On Oracles, the band plays intricate yet brutal form of death metal that many of the established bands of this genre have perfected and Fleshgod Apocalypse are certainly as good as other well known bands like Hour of Penance, Ulcerate, Obsura. But what sets them apart from these bands is the inclusion of more neo-classically inspired structures which creates a strange sense of anticipation to kick in. The introduction of these classical elements may seem like a musical gimmick to create their own niche in the genre. But as you progress deeper into the album, you soon realize that the classical elements are more than just a gimmick. In addition to the piano pieces used in various interludes, the songs are structured in a classical aspect , progressing in complete steps before peaking. The rest of the bands sound revolve around standard technical death riffs which are consistently backed by solid rhythm section of death metal drumming of rapid fire double bass and blastbeats. However the bass falls short on audibility and is rarely headr in few choice moments.

The combinatin of technical death influence with classical elements, mainly orchestral piano elements are best noted in As Tyrants Fall and Embodied Deception. With the latter featuring rapid piano run abruptly intervened by guitar riffs and brief spurts of audible bass work. Inspite of their all out classical approach to the album, there are moments of total sonic destruction with majestic overtones, like in Requiem in SJ Minore.
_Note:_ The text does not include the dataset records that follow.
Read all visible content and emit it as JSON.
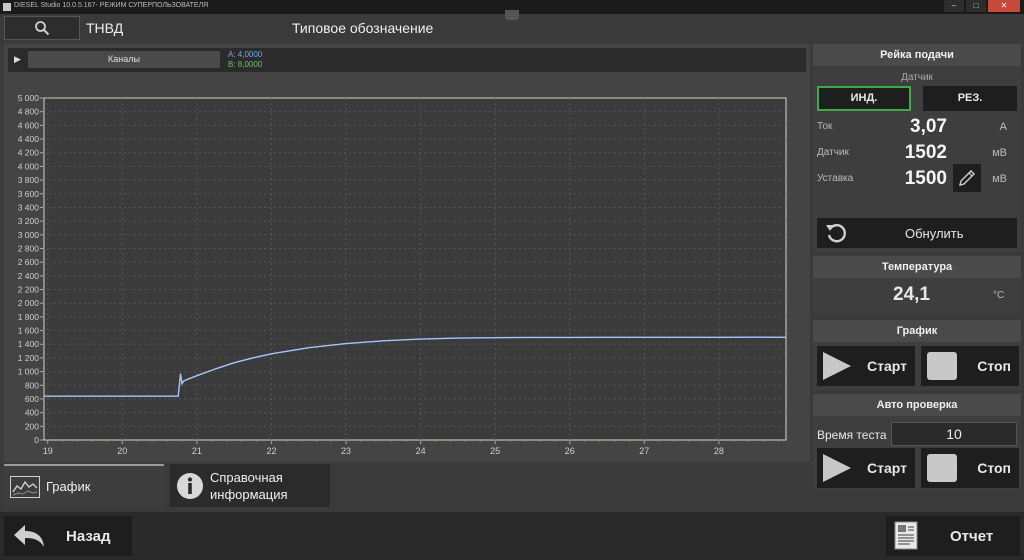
{
  "window": {
    "title": "DIESEL Studio 10.0.5.167- РЕЖИМ СУПЕРПОЛЬЗОВАТЕЛЯ",
    "controls": [
      "–",
      "□",
      "✕"
    ]
  },
  "header": {
    "search_icon": "magnifier-icon",
    "unit_name": "ТНВД",
    "type_label": "Типовое обозначение"
  },
  "channels": {
    "label": "Каналы",
    "a_value": "A: 4,0000",
    "b_value": "B: 8,0000"
  },
  "chart_data": {
    "type": "line",
    "title": "",
    "xlabel": "",
    "ylabel": "",
    "xlim": [
      18.95,
      28.9
    ],
    "ylim": [
      0,
      5000
    ],
    "x_ticks": [
      19,
      20,
      21,
      22,
      23,
      24,
      25,
      26,
      27,
      28
    ],
    "y_ticks": [
      "0",
      "200",
      "400",
      "600",
      "800",
      "1 000",
      "1 200",
      "1 400",
      "1 600",
      "1 800",
      "2 000",
      "2 200",
      "2 400",
      "2 600",
      "2 800",
      "3 000",
      "3 200",
      "3 400",
      "3 600",
      "3 800",
      "4 000",
      "4 200",
      "4 400",
      "4 600",
      "4 800",
      "5 000"
    ],
    "grid": true,
    "series": [
      {
        "color": "#a8c4ff",
        "x": [
          18.95,
          19.5,
          20.0,
          20.5,
          20.75,
          20.78,
          20.8,
          20.82,
          20.86,
          21.0,
          21.25,
          21.5,
          21.75,
          22.0,
          22.5,
          23.0,
          23.5,
          24.0,
          24.5,
          25.0,
          25.5,
          26.0,
          26.5,
          27.0,
          27.5,
          28.0,
          28.5,
          28.9
        ],
        "y": [
          640,
          640,
          640,
          640,
          640,
          970,
          820,
          860,
          880,
          940,
          1040,
          1130,
          1200,
          1260,
          1350,
          1410,
          1450,
          1475,
          1490,
          1495,
          1500,
          1500,
          1502,
          1502,
          1502,
          1502,
          1503,
          1502
        ]
      }
    ]
  },
  "tabs": [
    {
      "label": "График",
      "icon": "chart-icon"
    },
    {
      "label_line1": "Справочная",
      "label_line2": "информация",
      "icon": "info-icon"
    }
  ],
  "footer": {
    "back_label": "Назад",
    "report_label": "Отчет"
  },
  "rack": {
    "title": "Рейка подачи",
    "sensor_label": "Датчик",
    "btn_ind": "ИНД.",
    "btn_rez": "РЕЗ.",
    "current": {
      "key": "Ток",
      "value": "3,07",
      "unit": "А"
    },
    "sensor": {
      "key": "Датчик",
      "value": "1502",
      "unit": "мВ"
    },
    "setpoint": {
      "key": "Уставка",
      "value": "1500",
      "unit": "мВ"
    },
    "reset_label": "Обнулить"
  },
  "temperature": {
    "title": "Температура",
    "value": "24,1",
    "unit": "°C"
  },
  "graph_ctrl": {
    "title": "График",
    "start": "Старт",
    "stop": "Стоп"
  },
  "auto_check": {
    "title": "Авто проверка",
    "time_label": "Время теста",
    "time_value": "10",
    "start": "Старт",
    "stop": "Стоп"
  }
}
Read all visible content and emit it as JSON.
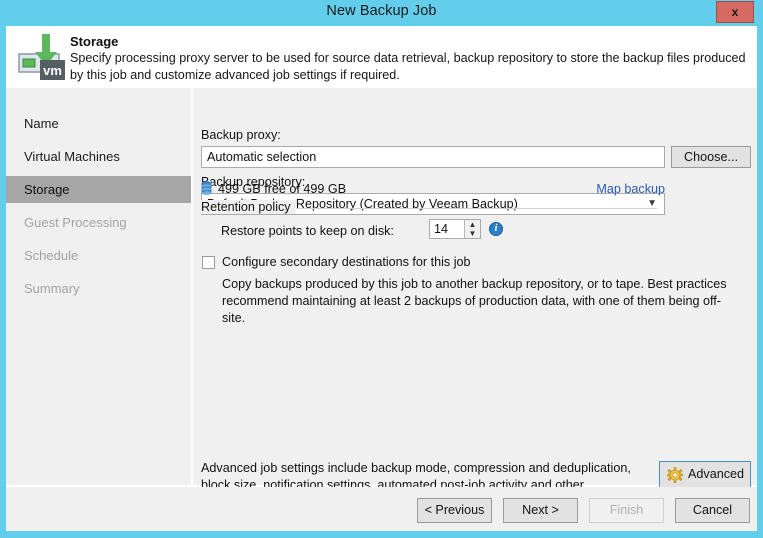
{
  "window": {
    "title": "New Backup Job",
    "close_label": "x",
    "accent_color": "#63cdec",
    "close_color": "#d66a63"
  },
  "header": {
    "icon": "vm-storage-icon",
    "title": "Storage",
    "description": "Specify processing proxy server to be used for source data retrieval, backup repository to store the backup files produced by this job and customize advanced job settings if required."
  },
  "sidebar": {
    "items": [
      {
        "label": "Name",
        "state": "done"
      },
      {
        "label": "Virtual Machines",
        "state": "done"
      },
      {
        "label": "Storage",
        "state": "active"
      },
      {
        "label": "Guest Processing",
        "state": "pending"
      },
      {
        "label": "Schedule",
        "state": "pending"
      },
      {
        "label": "Summary",
        "state": "pending"
      }
    ]
  },
  "main": {
    "backup_proxy": {
      "label": "Backup proxy:",
      "value": "Automatic selection",
      "placeholder": "Automatic selection",
      "choose_label": "Choose..."
    },
    "backup_repository": {
      "label": "Backup repository:",
      "selected": "Default Backup Repository (Created by Veeam Backup)",
      "chevron": "chevron-down-icon",
      "free_space": "499 GB free of 499 GB",
      "map_backup_label": "Map backup",
      "link_color": "#2a5ab5"
    },
    "retention": {
      "group_label": "Retention policy",
      "restore_points_label": "Restore points to keep on disk:",
      "restore_points_value": "14",
      "info_tooltip": "i"
    },
    "secondary": {
      "checkbox_label": "Configure secondary destinations for this job",
      "checked": false,
      "note": "Copy backups produced by this job to another backup repository, or to tape. Best practices recommend maintaining at least 2 backups of production data, with one of them being off-site."
    },
    "advanced": {
      "description": "Advanced job settings include backup mode, compression and deduplication, block size, notification settings, automated post-job activity and other settings.",
      "button_label": "Advanced",
      "icon": "gear-icon"
    }
  },
  "footer": {
    "buttons": [
      {
        "label": "< Previous",
        "enabled": true
      },
      {
        "label": "Next >",
        "enabled": true
      },
      {
        "label": "Finish",
        "enabled": false
      },
      {
        "label": "Cancel",
        "enabled": true
      }
    ]
  }
}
Similar parts appear on other tracks as well, in the rest of the album, but most remarkable of them all is the title track. With a nearly two minute piano piece towards the end of the album, the track clearly speaks for everything the album had to say for itself. That being said the bulk of the material is still absolutely breathtaking, in both savagery and complexity and likely as good as anything you will ever hear.

Although the vocal delivery was getting monotonous towards the end, Fleshgod Apocalypse have marked a promising beginning with Oracles. Striking a nice balance between death and classical pieces, Fleshgod Apocalypse have shown that the combination of these two elements can strike a perfect chord.
With enough variety to keep them interested for the full 40 minutes, as well as containing enough nuances and memorable parts to warrant decent replay value.